Eucalyptus is a common ingredient in mouthwash, toothpaste, and other oral hygiene products. The antibacterial properties control bad breath, prevent dental cavities, and treat or prevent gum diseases such as gingivitis. Some types of chewing gum make use of the antimicrobial capabilities and the refreshing citrus and mint flavor. Eucalyptus oil or crushed leaves mixed into a paste are home remedies for cold sores and abscesses in the mouth, but should not be swallowed.
Elevate Mood and Improve Cognition
Eucalyptus leaves, roots, bark, and berries contain aromatic compounds and other substances that influence the brain and central nervous system. Globulol is an antioxidant that encourages cell regeneration. Citronellol is an anti-spasmodic and anticonvulsant that helps control epilepsy and other seizure disorders. Cineole also has antispasmodic effects and causes mild vasodilation that lowers blood pressure. This combination of effects can help relieve tension headaches and migraines. Eucalyptus oil helps manage stress and anxiety, as well.
Eucalyptus oil or extracts are frequently in skincare products. The essential oil itself can be added to bathwater or mixed with mineral oil to rub onto the skin after a shower. Antioxidants protect skin from sun damage and pollutants, while anti-inflammatory properties reduce redness or swelling caused by various skin conditions. Eucalyptus oil has antimicrobial effects that control acne and prevent the infection of minor cuts and scrapes. It also soothes bug bites and helps skin retain moisture.

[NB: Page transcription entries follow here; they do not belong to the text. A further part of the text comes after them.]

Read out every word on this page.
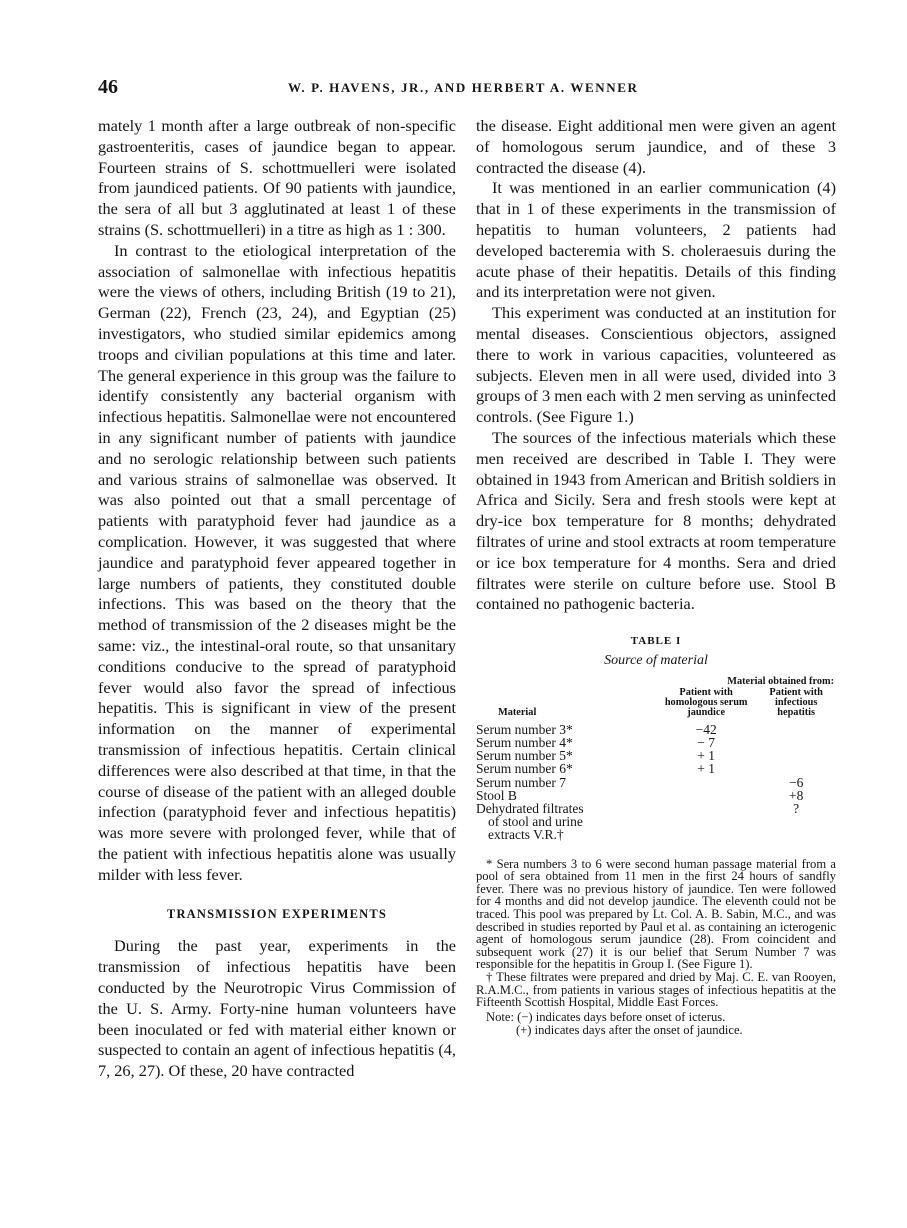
46	W. P. HAVENS, JR., AND HERBERT A. WENNER

mately 1 month after a large outbreak of non-specific gastroenteritis, cases of jaundice began to appear. Fourteen strains of S. schottmuelleri were isolated from jaundiced patients. Of 90 patients with jaundice, the sera of all but 3 agglutinated at least 1 of these strains (S. schottmuelleri) in a titre as high as 1 : 300.

In contrast to the etiological interpretation of the association of salmonellae with infectious hepatitis were the views of others, including British (19 to 21), German (22), French (23, 24), and Egyptian (25) investigators, who studied similar epidemics among troops and civilian populations at this time and later. The general experience in this group was the failure to identify consistently any bacterial organism with infectious hepatitis. Salmonellae were not encountered in any significant number of patients with jaundice and no serologic relationship between such patients and various strains of salmonellae was observed. It was also pointed out that a small percentage of patients with paratyphoid fever had jaundice as a complication. However, it was suggested that where jaundice and paratyphoid fever appeared together in large numbers of patients, they constituted double infections. This was based on the theory that the method of transmission of the 2 diseases might be the same: viz., the intestinal-oral route, so that unsanitary conditions conducive to the spread of paratyphoid fever would also favor the spread of infectious hepatitis. This is significant in view of the present information on the manner of experimental transmission of infectious hepatitis. Certain clinical differences were also described at that time, in that the course of disease of the patient with an alleged double infection (paratyphoid fever and infectious hepatitis) was more severe with prolonged fever, while that of the patient with infectious hepatitis alone was usually milder with less fever.

TRANSMISSION EXPERIMENTS

During the past year, experiments in the transmission of infectious hepatitis have been conducted by the Neurotropic Virus Commission of the U. S. Army. Forty-nine human volunteers have been inoculated or fed with material either known or suspected to contain an agent of infectious hepatitis (4, 7, 26, 27). Of these, 20 have contracted

the disease. Eight additional men were given an agent of homologous serum jaundice, and of these 3 contracted the disease (4).

It was mentioned in an earlier communication (4) that in 1 of these experiments in the transmission of hepatitis to human volunteers, 2 patients had developed bacteremia with S. choleraesuis during the acute phase of their hepatitis. Details of this finding and its interpretation were not given.

This experiment was conducted at an institution for mental diseases. Conscientious objectors, assigned there to work in various capacities, volunteered as subjects. Eleven men in all were used, divided into 3 groups of 3 men each with 2 men serving as uninfected controls. (See Figure 1.)

The sources of the infectious materials which these men received are described in Table I. They were obtained in 1943 from American and British soldiers in Africa and Sicily. Sera and fresh stools were kept at dry-ice box temperature for 8 months; dehydrated filtrates of urine and stool extracts at room temperature or ice box temperature for 4 months. Sera and dried filtrates were sterile on culture before use. Stool B contained no pathogenic bacteria.

TABLE I
Source of material
	Material obtained from:	
Material	Patient with homologous serum jaundice	Patient with infectious hepatitis
Serum number 3*	−42	
Serum number 4*	− 7	
Serum number 5*	+ 1	
Serum number 6*	+ 1	
Serum number 7		−6
Stool B		+8
Dehydrated filtrates		?
of stool and urine		
extracts V.R.†		

* Sera numbers 3 to 6 were second human passage material from a pool of sera obtained from 11 men in the first 24 hours of sandfly fever. There was no previous history of jaundice. Ten were followed for 4 months and did not develop jaundice. The eleventh could not be traced. This pool was prepared by Lt. Col. A. B. Sabin, M.C., and was described in studies reported by Paul et al. as containing an icterogenic agent of homologous serum jaundice (28). From coincident and subsequent work (27) it is our belief that Serum Number 7 was responsible for the hepatitis in Group I. (See Figure 1).

† These filtrates were prepared and dried by Maj. C. E. van Rooyen, R.A.M.C., from patients in various stages of infectious hepatitis at the Fifteenth Scottish Hospital, Middle East Forces.

Note: (−) indicates days before onset of icterus.
(+) indicates days after the onset of jaundice.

Eucalyptus oil was officially registered as an insecticide in the United States in 1948. It is a registered miticide, as well — an insecticide that also kills mites and ticks. Outdoor eucalyptus candles and diffusers discourage insects at picnics and other outdoor events with a pleasant scent instead of harsh chemicals. Oil from the E. globulus species of the eucalyptus tree is a natural way to kill housefly larvae.